One-Class Training Requirements

Why One-Class Matters

Conformal prediction requires training detectors on calibration data that follows the same distribution as test data. In anomaly detection:

  1. Training phase: Uses only normal samples (no anomaly labels)
  2. Calibration phase: Computes scores on held-out normal samples
  3. Prediction phase: Converts new sample scores to valid p-values

Detectors requiring anomaly examples during training violate this assumption and cannot provide valid conformal guarantees.

Automatic Configuration

Nonconform automatically configures compatible detectors for one-class training:

# Before conformal wrapping
detector = IForest(contamination=0.1)  # Expects 10% anomalies

# After automatic configuration
# contamination → sys.float_info.min (essentially 0)
# n_jobs → -1 (use all cores)
# random_state → seed (for reproducibility)

Detector Selection Guide

By Data Characteristics

High-dimensional data (>100 features): - Primary choice: Isolation Forest - Alternative: Auto-Encoder (if computational budget allows) - Avoid: LOF (curse of dimensionality)

Low-dimensional data (<20 features): - Primary choice: LOF or OCSVM - Alternative: KNN or HBOS - Consider: PCA for linear patterns

Mixed data types (numerical + categorical): - Primary choice: HBOS (handles mixed types well) - Alternative: COPOD - Avoid: PCA (requires numerical data)

Time-series data: - Primary choice: ECOD (parameter-free) - Alternative: Isolation Forest - Consider: Auto-Encoder for temporal patterns

By Dataset Size

Large datasets (>50,000 samples): - Primary choice: Isolation Forest (scales well) - Alternative: ECOD (parameter-free scaling) - Avoid: OCSVM (quadratic complexity)

Medium datasets (1,000-50,000 samples): - Primary choice: LOF or KNN - Alternative: Any detector based on requirements - Consider: Ensemble approaches

Small datasets (<1,000 samples): - Primary choice: OCSVM (good with limited data) - Alternative: PCA (simple, interpretable) - Avoid: Deep learning methods (insufficient data)

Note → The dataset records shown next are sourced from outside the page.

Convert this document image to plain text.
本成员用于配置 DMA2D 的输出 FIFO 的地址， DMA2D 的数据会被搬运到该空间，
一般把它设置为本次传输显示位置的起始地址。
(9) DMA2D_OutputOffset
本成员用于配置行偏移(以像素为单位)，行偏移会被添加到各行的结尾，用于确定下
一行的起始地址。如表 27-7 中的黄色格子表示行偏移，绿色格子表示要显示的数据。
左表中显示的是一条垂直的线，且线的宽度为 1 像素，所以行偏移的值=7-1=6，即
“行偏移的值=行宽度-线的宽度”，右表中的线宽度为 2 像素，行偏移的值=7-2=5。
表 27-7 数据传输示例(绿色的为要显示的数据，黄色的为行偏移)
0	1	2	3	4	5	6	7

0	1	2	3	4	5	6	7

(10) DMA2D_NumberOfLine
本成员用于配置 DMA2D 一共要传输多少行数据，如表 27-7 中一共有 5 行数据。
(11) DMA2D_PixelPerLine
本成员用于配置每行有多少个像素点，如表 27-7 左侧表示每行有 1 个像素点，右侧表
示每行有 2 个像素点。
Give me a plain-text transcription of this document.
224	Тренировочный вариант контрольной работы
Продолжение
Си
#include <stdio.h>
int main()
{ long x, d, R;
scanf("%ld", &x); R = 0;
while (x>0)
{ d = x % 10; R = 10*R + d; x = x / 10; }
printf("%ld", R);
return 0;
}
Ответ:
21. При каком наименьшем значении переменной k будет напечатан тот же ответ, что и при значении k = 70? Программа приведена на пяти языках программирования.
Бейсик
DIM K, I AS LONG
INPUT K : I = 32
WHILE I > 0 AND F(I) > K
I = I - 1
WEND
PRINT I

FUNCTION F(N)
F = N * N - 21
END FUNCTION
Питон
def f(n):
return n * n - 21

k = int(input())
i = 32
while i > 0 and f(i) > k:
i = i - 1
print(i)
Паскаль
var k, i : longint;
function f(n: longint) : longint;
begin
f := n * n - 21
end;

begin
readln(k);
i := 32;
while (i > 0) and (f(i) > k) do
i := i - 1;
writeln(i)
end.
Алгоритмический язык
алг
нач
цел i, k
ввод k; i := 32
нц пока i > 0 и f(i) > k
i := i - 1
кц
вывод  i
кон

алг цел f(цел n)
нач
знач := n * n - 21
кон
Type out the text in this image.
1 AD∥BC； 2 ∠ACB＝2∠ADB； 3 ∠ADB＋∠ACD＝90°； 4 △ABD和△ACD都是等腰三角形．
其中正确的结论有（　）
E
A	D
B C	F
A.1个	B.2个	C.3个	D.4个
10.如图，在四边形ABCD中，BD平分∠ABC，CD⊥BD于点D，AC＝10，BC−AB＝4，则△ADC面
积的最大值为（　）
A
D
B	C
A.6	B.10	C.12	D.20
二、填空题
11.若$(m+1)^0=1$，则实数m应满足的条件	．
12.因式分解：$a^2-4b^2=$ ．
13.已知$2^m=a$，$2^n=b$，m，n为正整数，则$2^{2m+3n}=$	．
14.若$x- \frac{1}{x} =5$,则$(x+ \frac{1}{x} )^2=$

By Performance Requirements

Real-time inference (<10ms per sample):

# Fast detectors with minimal configuration
detectors = [
    PCA(n_components=10),
    HBOS(n_bins=10),
    KNN(n_neighbors=5, method='mean')
]

Batch processing (seconds acceptable):

# Balanced accuracy and speed
detectors = [
    IForest(n_estimators=100),
    LOF(n_neighbors=20),
    ECOD()
]

Offline analysis (minutes acceptable):

# Maximum accuracy configurations
detectors = [
    OCSVM(gamma='auto', nu=0.05),
    AutoEncoder(epochs=200, hidden_neurons=[128, 64, 32, 64, 128]),
    VAE(epochs=100, latent_dim=20)
]

Detector-Specific Recommendations

Isolation Forest (IForest)

Best configuration:

from pyod.models.iforest import IForest

detector = IForest(
    behaviour="new",        # Use scikit-learn 0.22+ behavior
    n_estimators=100,       # Balance accuracy and speed
    max_samples="auto",     # Automatic subsampling
    random_state=42         # Will be set by nonconform
)

Tuning tips: - Increase n_estimators for better accuracy (diminishing returns after 200) - Use max_samples=256 for very large datasets to control memory - max_features=1.0 for high-dimensional sparse data

Local Outlier Factor (LOF)

Best configuration:

from pyod.models.lof import LOF

detector = LOF(
    n_neighbors=20,         # Start with 20, tune based on data density
    algorithm='auto',       # Let sklearn choose optimal algorithm
    metric='minkowski'      # Standard Euclidean distance
)

Tuning tips: - Increase n_neighbors for smoother decision boundaries - Use n_neighbors=min(50, n_samples//20) as a rule of thumb - Consider metric='manhattan' for high-dimensional data

One-Class SVM (OCSVM)

Best configuration:

from pyod.models.ocsvm import OCSVM

detector = OCSVM(
    kernel='rbf',           # Radial basis function kernel
    gamma='auto',           # Automatic gamma selection
    nu=0.05,               # Expected outlier fraction (keep low)
    shrinking=True         # Enable shrinking heuristic
)

Tuning tips: - Start with gamma='auto', then try gamma='scale' - Keep nu small (0.01-0.1) for conformal prediction - Use kernel='linear' for high-dimensional linear data

ECOD (ECOD)

Best configuration:

from pyod.models.ecod import ECOD

detector = ECOD()  # Parameter-free!

Advantages: - No hyperparameter tuning required - Robust across different data types - Good baseline performance - Fast and memory efficient

Common Configuration Mistakes

❌ Wrong Contamination Values

# DON'T: High contamination in training
detector = IForest(contamination=0.1)  # Assumes 10% anomalies

# DO: Let nonconform handle contamination
detector = IForest()  # Will be set to minimal value automatically

❌ Inappropriate Hyperparameters

# DON'T: Too many neighbors for small datasets
detector = LOF(n_neighbors=100)  # On 500-sample dataset

# DO: Scale neighbors with dataset size
detector = LOF(n_neighbors=min(20, n_samples//10))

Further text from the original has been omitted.